Sadly, I can’t help feeling that this unsolvable problem is going to run on for decades.
-
15
September 5, 2012 at 20:42 -
Exactly right – the boundary technique serves to express the issue well.
Between those two extremes, the ‘Do Nothing’ and the ‘Do Everything’, lies a huge range of granularity – wherever the ‘authorities’ choose to place their cost/benefit position, there will always be some cases which are missed, leading to these unfortunate results. We’ve got to accept that outcome – all of life contains elements of risk, this is just another one of them. It’s not a party-political issue (although many will try to make it one), it’s about reality.
-
-
16
September 5, 2012 at 19:51 -
I just wonder how we managed to grow up ok without social workers. There were, usually men, who investigated cases of cruelty, mostly ex police or forces who were not afraid of difficult parents as many young social workers seem to be, not that I blame them. I honestly don’t know how we can change things or stop irresponsible people having children they can’t or won’t care for and expect tax payers to support.
-
17
September 5, 2012 at 20:52 -
A neighbour told me she’d given up her Social Work degree because she has found a job fund-raising for a charity. She said that everyone on her course who had managed to find work (in whatever area) had all given up their degrees. Twelve of them. They all only had a year to go. None of them want to be social workers after all.
-
18
September 6, 2012 at 00:34 -
case loads or whatever. The reality that this is what you all meekly have accepted as normal.

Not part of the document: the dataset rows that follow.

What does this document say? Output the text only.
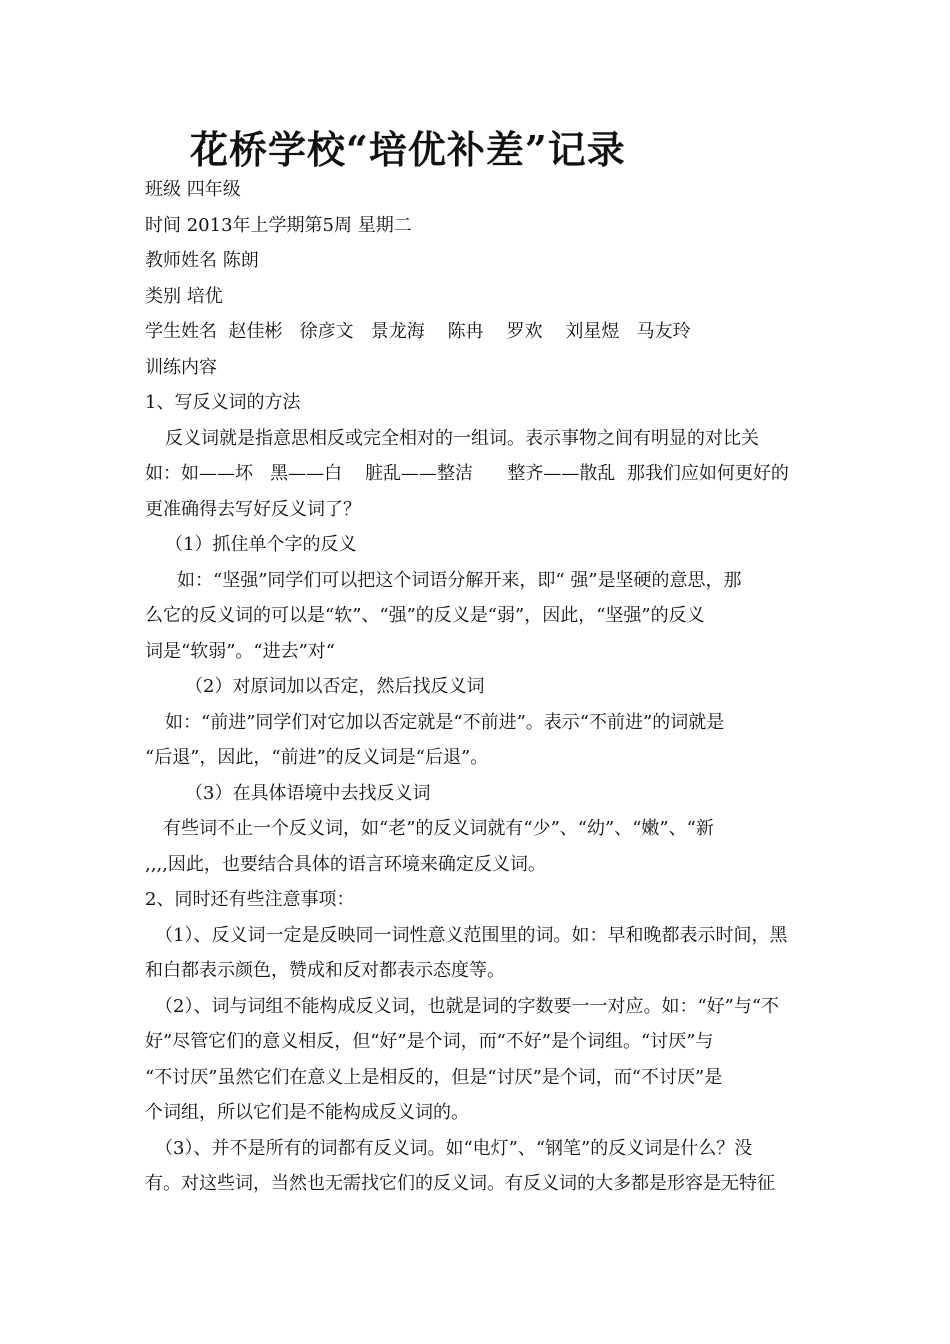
花桥学校“培优补差”记录
班级 四年级
时间 2013年上学期第5周 星期二
教师姓名 陈朗
类别 培优
学生姓名  赵佳彬   徐彦文   景龙海    陈冉    罗欢    刘星煜   马友玲
训练内容
1、写反义词的方法
反义词就是指意思相反或完全相对的一组词。表示事物之间有明显的对比关
如：如——坏   黑——白    脏乱——整洁      整齐——散乱  那我们应如何更好的
更准确得去写好反义词了？
（1）抓住单个字的反义
如：“坚强”同学们可以把这个词语分解开来，即“ 强”是坚硬的意思，那
么它的反义词的可以是“软”、“强”的反义是“弱”，因此，“坚强”的反义
词是“软弱”。“进去”对“
（2）对原词加以否定，然后找反义词
如：“前进”同学们对它加以否定就是“不前进”。表示“不前进”的词就是
“后退”，因此，“前进”的反义词是“后退”。
（3）在具体语境中去找反义词
有些词不止一个反义词，如“老”的反义词就有“少”、“幼”、“嫩”、“新
,,,,因此，也要结合具体的语言环境来确定反义词。
2、同时还有些注意事项：
（1）、反义词一定是反映同一词性意义范围里的词。如：早和晚都表示时间，黑
和白都表示颜色，赞成和反对都表示态度等。
（2）、词与词组不能构成反义词，也就是词的字数要一一对应。如：“好”与“不
好”尽管它们的意义相反，但“好”是个词，而“不好”是个词组。“讨厌”与
“不讨厌”虽然它们在意义上是相反的，但是“讨厌”是个词，而“不讨厌”是
个词组，所以它们是不能构成反义词的。
（3）、并不是所有的词都有反义词。如“电灯”、“钢笔”的反义词是什么？没
有。对这些词，当然也无需找它们的反义词。有反义词的大多都是形容是无特征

The gradual erosion of the customes and doings of the 50s etc result in today – authority everywhere and fear too.-
19
September 7, 2012 at 21:26 -
I could not agree more. Unless we ourselves understand we have, unspoken, colluded in bringing the fear and control structures and systems into play we cannot even begin to make inroads to change. I for one feel democracy reversed in Britain somewhere during the last 30 years, after hundreds of years bringing democracy to other countries. I look forward to leaving these shores in due course for a less authoritarian place.